Annet Gelink Gallery is proud to present Heavenly Beauty , the first exhibition by Lizzy Deacon in its project space, The Bakery. Rooted in a framework of portraiture, Deacon’s practice explores social dynamics, systems and displays of value and class in contemporary life. Working predominantly in moving image, drawing and performance, Deacon develops long-term, character-driven investigations, drawing on the specific behaviours and individual histories of the real people she interacts with, both in physical environments and online spaces.

 

Mining YouTube, tabloids, social media and internet forums, she reconstructs her findings into characters that expose the surreal and absurd dimensions of everyday life. Scenes of ‘petty’ violence, betrayal and embarrassment sit alongside images of excess, spectacle and glamour. Central to her work is an inquiry into the performance-of-self and aspirational individualism. Often adopting a DIY approach to filmmaking, Deacon enters ‘real’ situations alone to observe, magnify and participate in the rituals of self-presentation that define

contemporary culture.

 

These themes are explored in her latest work Heavenly Beauty , first presented at the conclusion of the artist’s residency at De Ateliers, Amsterdam in 2025. The film traces the artist’s attendance at an exclusive high-net-worth networking gala at which ultra-wealthy adults live out their childhood fantasies by assuming the roles of princes and princesses.
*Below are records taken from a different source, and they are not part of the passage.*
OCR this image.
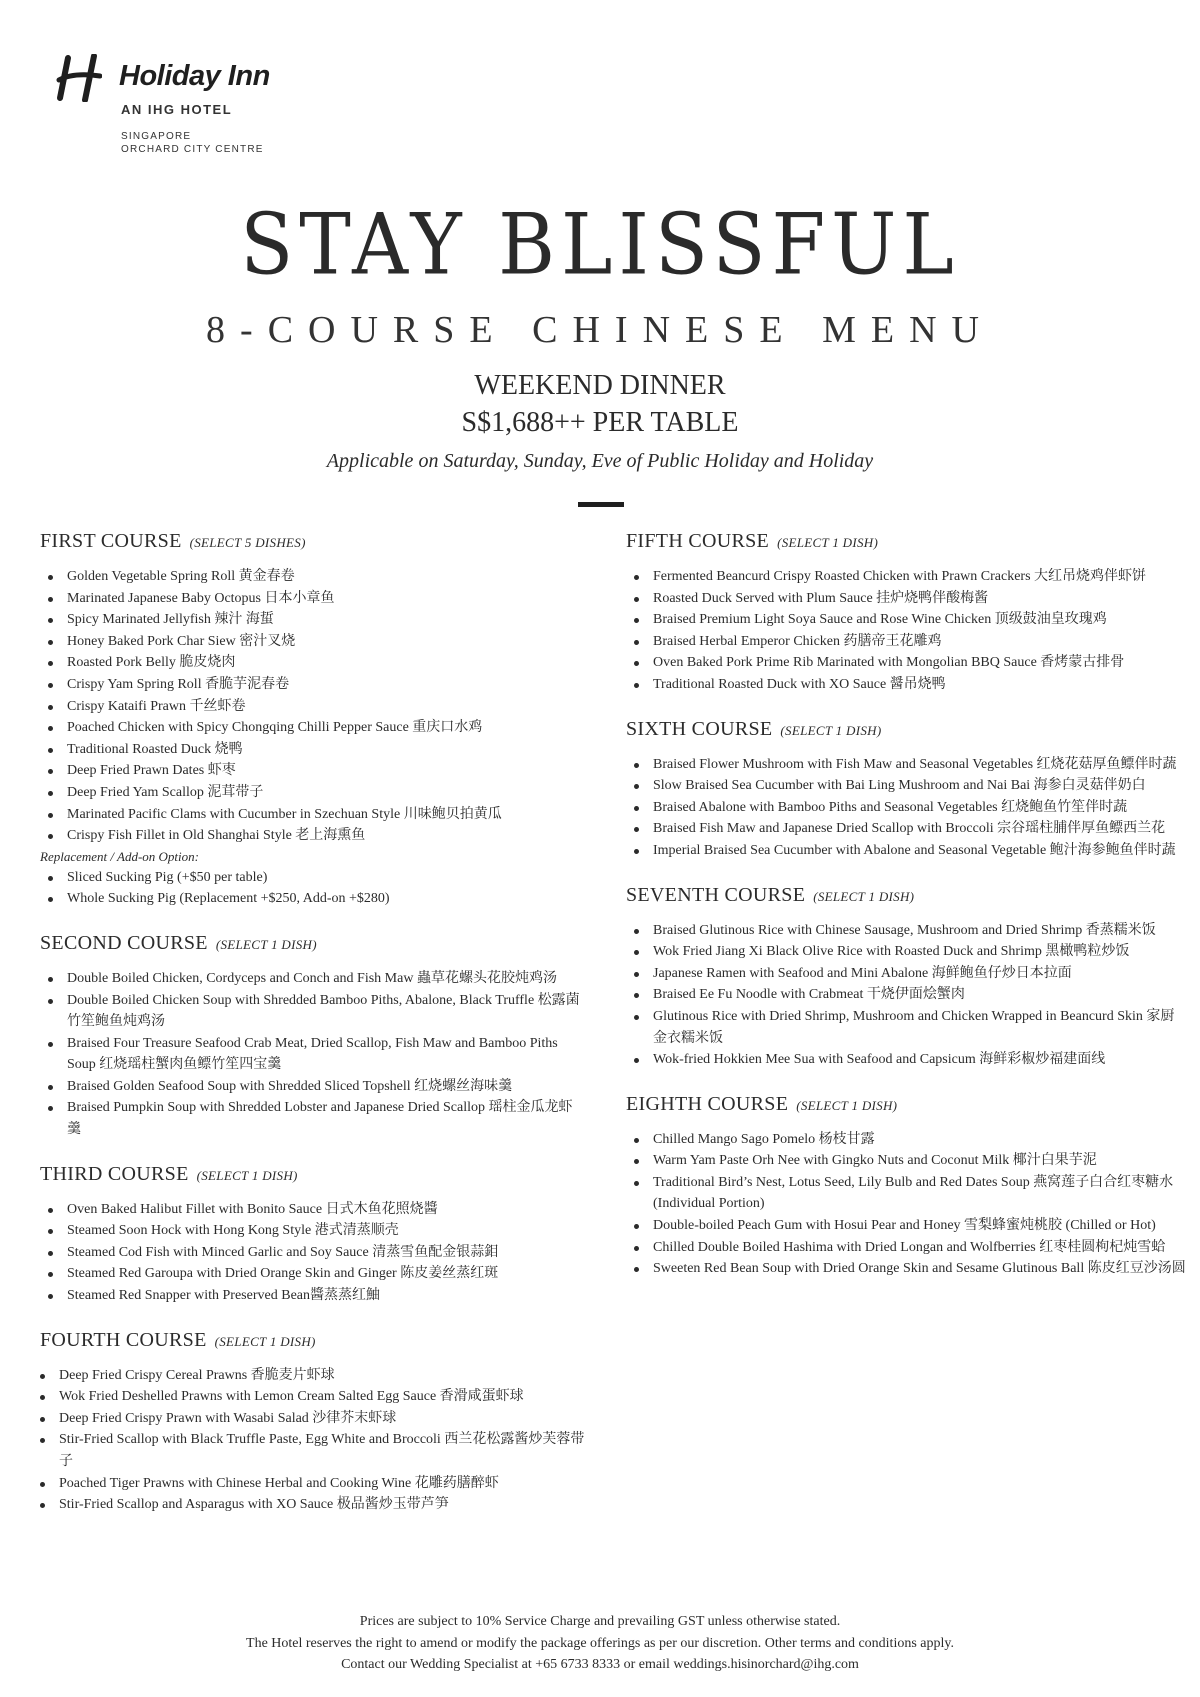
Holiday Inn
AN IHG HOTEL
SINGAPORE
ORCHARD CITY CENTRE
STAY BLISSFUL
8-COURSE CHINESE MENU
WEEKEND DINNER
S$1,688++ PER TABLE
Applicable on Saturday, Sunday, Eve of Public Holiday and Holiday
FIRST COURSE (SELECT 5 DISHES)
Golden Vegetable Spring Roll 黄金春卷
Marinated Japanese Baby Octopus 日本小章鱼
Spicy Marinated Jellyfish 辣汁 海蜇
Honey Baked Pork Char Siew 密汁叉烧
Roasted Pork Belly 脆皮烧肉
Crispy Yam Spring Roll 香脆芋泥春卷
Crispy Kataifi Prawn 千丝虾卷
Poached Chicken with Spicy Chongqing Chilli Pepper Sauce 重庆口水鸡
Traditional Roasted Duck 烧鸭
Deep Fried Prawn Dates 虾枣
Deep Fried Yam Scallop 泥茸带子
Marinated Pacific Clams with Cucumber in Szechuan Style 川味鲍贝拍黄瓜
Crispy Fish Fillet in Old Shanghai Style 老上海熏鱼
Replacement / Add-on Option:
Sliced Sucking Pig (+$50 per table)
Whole Sucking Pig (Replacement +$250, Add-on +$280)
SECOND COURSE (SELECT 1 DISH)
Double Boiled Chicken, Cordyceps and Conch and Fish Maw 蟲草花螺头花胶炖鸡汤
Double Boiled Chicken Soup with Shredded Bamboo Piths, Abalone, Black Truffle 松露菌竹笙鲍鱼炖鸡汤
Braised Four Treasure Seafood Crab Meat, Dried Scallop, Fish Maw and Bamboo Piths Soup 红烧瑶柱蟹肉鱼鳔竹笙四宝羹
Braised Golden Seafood Soup with Shredded Sliced Topshell 红烧螺丝海味羹
Braised Pumpkin Soup with Shredded Lobster and Japanese Dried Scallop 瑶柱金瓜龙虾羹
THIRD COURSE (SELECT 1 DISH)
Oven Baked Halibut Fillet with Bonito Sauce 日式木鱼花照烧醬
Steamed Soon Hock with Hong Kong Style 港式清蒸顺壳
Steamed Cod Fish with Minced Garlic and Soy Sauce 清蒸雪鱼配金银蒜鉬
Steamed Red Garoupa with Dried Orange Skin and Ginger 陈皮姜丝蒸红斑
Steamed Red Snapper with Preserved Bean醬蒸蒸红鮋
FOURTH COURSE (SELECT 1 DISH)
Deep Fried Crispy Cereal Prawns 香脆麦片虾球
Wok Fried Deshelled Prawns with Lemon Cream Salted Egg Sauce 香滑咸蛋虾球
Deep Fried Crispy Prawn with Wasabi Salad 沙律芥末虾球
Stir-Fried Scallop with Black Truffle Paste, Egg White and Broccoli 西兰花松露酱炒芙蓉带子
Poached Tiger Prawns with Chinese Herbal and Cooking Wine 花雕药膳醉虾
Stir-Fried Scallop and Asparagus with XO Sauce 极品酱炒玉带芦笋
FIFTH COURSE (SELECT 1 DISH)
Fermented Beancurd Crispy Roasted Chicken with Prawn Crackers 大红吊烧鸡伴虾饼
Roasted Duck Served with Plum Sauce 挂炉烧鸭伴酸梅酱
Braised Premium Light Soya Sauce and Rose Wine Chicken 顶级鼓油皇玫瑰鸡
Braised Herbal Emperor Chicken 药膳帝王花雕鸡
Oven Baked Pork Prime Rib Marinated with Mongolian BBQ Sauce 香烤蒙古排骨
Traditional Roasted Duck with XO Sauce 醤吊烧鸭
SIXTH COURSE (SELECT 1 DISH)
Braised Flower Mushroom with Fish Maw and Seasonal Vegetables 红烧花菇厚鱼鳔伴时蔬
Slow Braised Sea Cucumber with Bai Ling Mushroom and Nai Bai 海参白灵菇伴奶白
Braised Abalone with Bamboo Piths and Seasonal Vegetables 红烧鲍鱼竹笙伴时蔬
Braised Fish Maw and Japanese Dried Scallop with Broccoli 宗谷瑶柱脯伴厚鱼鳔西兰花
Imperial Braised Sea Cucumber with Abalone and Seasonal Vegetable 鲍汁海参鲍鱼伴时蔬
SEVENTH COURSE (SELECT 1 DISH)
Braised Glutinous Rice with Chinese Sausage, Mushroom and Dried Shrimp 香蒸糯米饭
Wok Fried Jiang Xi Black Olive Rice with Roasted Duck and Shrimp 黑橄鸭粒炒饭
Japanese Ramen with Seafood and Mini Abalone 海鲜鲍鱼仔炒日本拉面
Braised Ee Fu Noodle with Crabmeat 干烧伊面烩蟹肉
Glutinous Rice with Dried Shrimp, Mushroom and Chicken Wrapped in Beancurd Skin 家厨金衣糯米饭
Wok-fried Hokkien Mee Sua with Seafood and Capsicum 海鲜彩椒炒福建面线
EIGHTH COURSE (SELECT 1 DISH)
Chilled Mango Sago Pomelo 杨枝甘露
Warm Yam Paste Orh Nee with Gingko Nuts and Coconut Milk 椰汁白果芋泥
Traditional Bird’s Nest, Lotus Seed, Lily Bulb and Red Dates Soup 燕窝莲子白合红枣糖水 (Individual Portion)
Double-boiled Peach Gum with Hosui Pear and Honey 雪梨蜂蜜炖桃胶 (Chilled or Hot)
Chilled Double Boiled Hashima with Dried Longan and Wolfberries 红枣桂圆枸杞炖雪蛤
Sweeten Red Bean Soup with Dried Orange Skin and Sesame Glutinous Ball 陈皮红豆沙汤圆
Prices are subject to 10% Service Charge and prevailing GST unless otherwise stated.
The Hotel reserves the right to amend or modify the package offerings as per our discretion. Other terms and conditions apply.
Contact our Wedding Specialist at +65 6733 8333 or email weddings.hisinorchard@ihg.com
Attending the event alone, Deacon films herself and her surroundings as she navigates this surreal environment. Dealing with questions of intimacy, fantasy, class and aspiration, she attempts to infiltrate a clique of princesses — forcing her way into a dance circle, edging onto the stage to blend in with performers, asking another guest to slow-dance with her. These gestures reveal a strategic vulnerability: improvising simultaneously as participant, observer and intruder. The work was filmed using several cameras, all of which had to fit into a postcard-sized clutch bag, alternating between 4K footage captured on a 360-degree camera and low-quality, grainy images filmed covertly from a spy cam embedded in the wristwatch Deacon wore throughout the event. The resulting visual language oscillates between the polished aesthetic of contemporary social media and the raw, nostalgic grain of early 2000s blogs and digital photography. The stylistic friction exposes the frailty of influencer-capitalism, transforming a high-society gala into a surreal stage. At once comic and sharply critical, the work captures today’s social dynamics with an almost merciless gaze: a document of performance that implicates its maker as much as its subjects.